What saved Mum from becoming a virtual vegetable was that her husband started to put quiz shows on every afternoon - Eggheads, The Chase, The Weakest Link, etc. When Mum answered, it was a shock because she hadn't been allowed to do anything for herself and had shrunk inwards, rarely speaking. She'd also been diagnosed with vascular dementia.
Working out the visual puzzles on Catchphrase was also really good for her.
Not all, but certain puzzles can help with the connections in the brain, even though some connections have died.
I think it was doing puzzles and quizzes every day that slowed down the dementia. It was only this year, as Mum became more sick, that she started to show classic signs of dementia. By this point, Mum was slowly dying, and so was her brain.
I don't think, though, that anyone should derive much hope from this report alone. The amount of brain damage as well as the individual's baseline capacity for learning new things, or previous knowledge to recall, would all be factors, meaning that some people could be helped by puzzles more than others.

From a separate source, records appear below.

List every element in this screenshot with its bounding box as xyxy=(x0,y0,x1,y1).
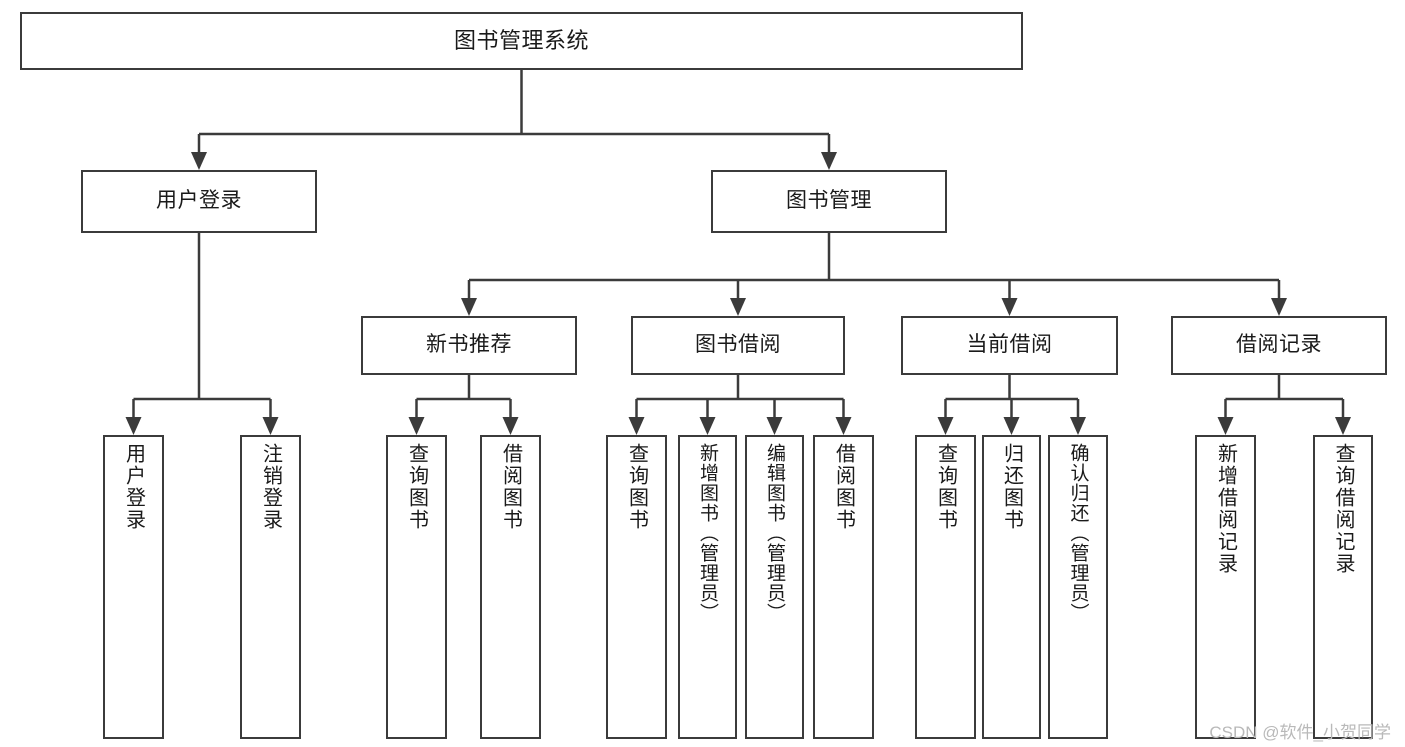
node-leaf-user-login[interactable]: 用户登录 xyxy=(103,435,164,739)
node-leaf-return-book[interactable]: 归还图书 xyxy=(982,435,1041,739)
node-label: 注销登录 xyxy=(259,443,282,531)
node-leaf-logout[interactable]: 注销登录 xyxy=(240,435,301,739)
node-label: 当前借阅 xyxy=(966,333,1053,357)
watermark: CSDN @软件_小贺同学 xyxy=(1209,723,1391,742)
edge-arrow-current-borrow-0 xyxy=(937,417,954,435)
node-leaf-query-book-3[interactable]: 查询图书 xyxy=(915,435,976,739)
node-root[interactable]: 图书管理系统 xyxy=(20,12,1023,70)
edge-arrow-borrow-record-0 xyxy=(1217,417,1234,435)
edge-arrow-book-manage-3 xyxy=(1271,298,1287,316)
node-new-book-rec[interactable]: 新书推荐 xyxy=(361,316,577,375)
edge-arrow-current-borrow-1 xyxy=(1003,417,1020,435)
node-leaf-confirm-return[interactable]: 确认归还（管理员） xyxy=(1048,435,1108,739)
edge-arrow-user-login-0 xyxy=(125,417,142,435)
edge-arrow-book-manage-2 xyxy=(1001,298,1018,316)
edge-arrow-book-manage-1 xyxy=(730,298,746,316)
edge-arrow-root-0 xyxy=(191,152,207,170)
node-leaf-borrow-book-2[interactable]: 借阅图书 xyxy=(813,435,874,739)
node-label: 用户登录 xyxy=(122,443,145,531)
node-leaf-query-book-2[interactable]: 查询图书 xyxy=(606,435,667,739)
node-label: 查询图书 xyxy=(405,443,428,531)
node-label: 新书推荐 xyxy=(426,333,512,357)
edge-arrow-borrow-record-1 xyxy=(1335,417,1351,435)
node-label: 查询图书 xyxy=(934,443,957,531)
edge-arrow-root-1 xyxy=(821,152,837,170)
edge-arrow-book-borrow-3 xyxy=(835,417,852,435)
node-label: 借阅记录 xyxy=(1236,333,1322,357)
edge-arrow-new-book-rec-0 xyxy=(408,417,425,435)
node-leaf-edit-book[interactable]: 编辑图书（管理员） xyxy=(745,435,804,739)
node-book-manage[interactable]: 图书管理 xyxy=(711,170,947,233)
node-borrow-record[interactable]: 借阅记录 xyxy=(1171,316,1387,375)
node-label: 归还图书 xyxy=(1000,443,1023,531)
node-label: 图书管理 xyxy=(786,189,872,213)
node-label: 图书管理系统 xyxy=(453,27,589,53)
edge-arrow-book-borrow-2 xyxy=(766,417,783,435)
node-leaf-query-book-1[interactable]: 查询图书 xyxy=(386,435,447,739)
node-label: 新增借阅记录 xyxy=(1214,443,1237,575)
node-label: 用户登录 xyxy=(156,189,242,213)
node-label: 借阅图书 xyxy=(832,443,855,531)
node-user-login[interactable]: 用户登录 xyxy=(81,170,317,233)
node-label: 图书借阅 xyxy=(695,333,781,357)
edge-arrow-book-borrow-0 xyxy=(628,417,645,435)
edge-arrow-current-borrow-2 xyxy=(1070,417,1086,435)
edge-arrow-book-borrow-1 xyxy=(699,417,716,435)
node-leaf-add-book[interactable]: 新增图书（管理员） xyxy=(678,435,737,739)
node-label: 查询借阅记录 xyxy=(1332,443,1354,575)
node-label: 借阅图书 xyxy=(499,443,522,531)
edge-arrow-user-login-1 xyxy=(262,417,279,435)
node-label: 确认归还（管理员） xyxy=(1067,443,1089,623)
node-book-borrow[interactable]: 图书借阅 xyxy=(631,316,845,375)
node-current-borrow[interactable]: 当前借阅 xyxy=(901,316,1118,375)
edge-arrow-new-book-rec-1 xyxy=(502,417,519,435)
node-leaf-query-record[interactable]: 查询借阅记录 xyxy=(1313,435,1373,739)
node-label: 查询图书 xyxy=(625,443,648,531)
node-leaf-borrow-book-1[interactable]: 借阅图书 xyxy=(480,435,541,739)
edge-arrow-book-manage-0 xyxy=(461,298,477,316)
node-label: 新增图书（管理员） xyxy=(697,443,718,623)
node-leaf-add-record[interactable]: 新增借阅记录 xyxy=(1195,435,1256,739)
node-label: 编辑图书（管理员） xyxy=(764,443,785,623)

Also, there are other factors in how quickly dementia affects a person. In my mum's case, she had epilepsy and numerous TIAs, all of which are attacks on the brain. Then, there are other health issues which can affect the health of the brain, such as anything that affects nutrients and oxygen getting to the brain.
Keeping our brains active is important at all stages of our lives, but is often neglected as we age. I think we could all do ourselves a favour by stimulating and nourishing our brains now, not waiting until the damage is done.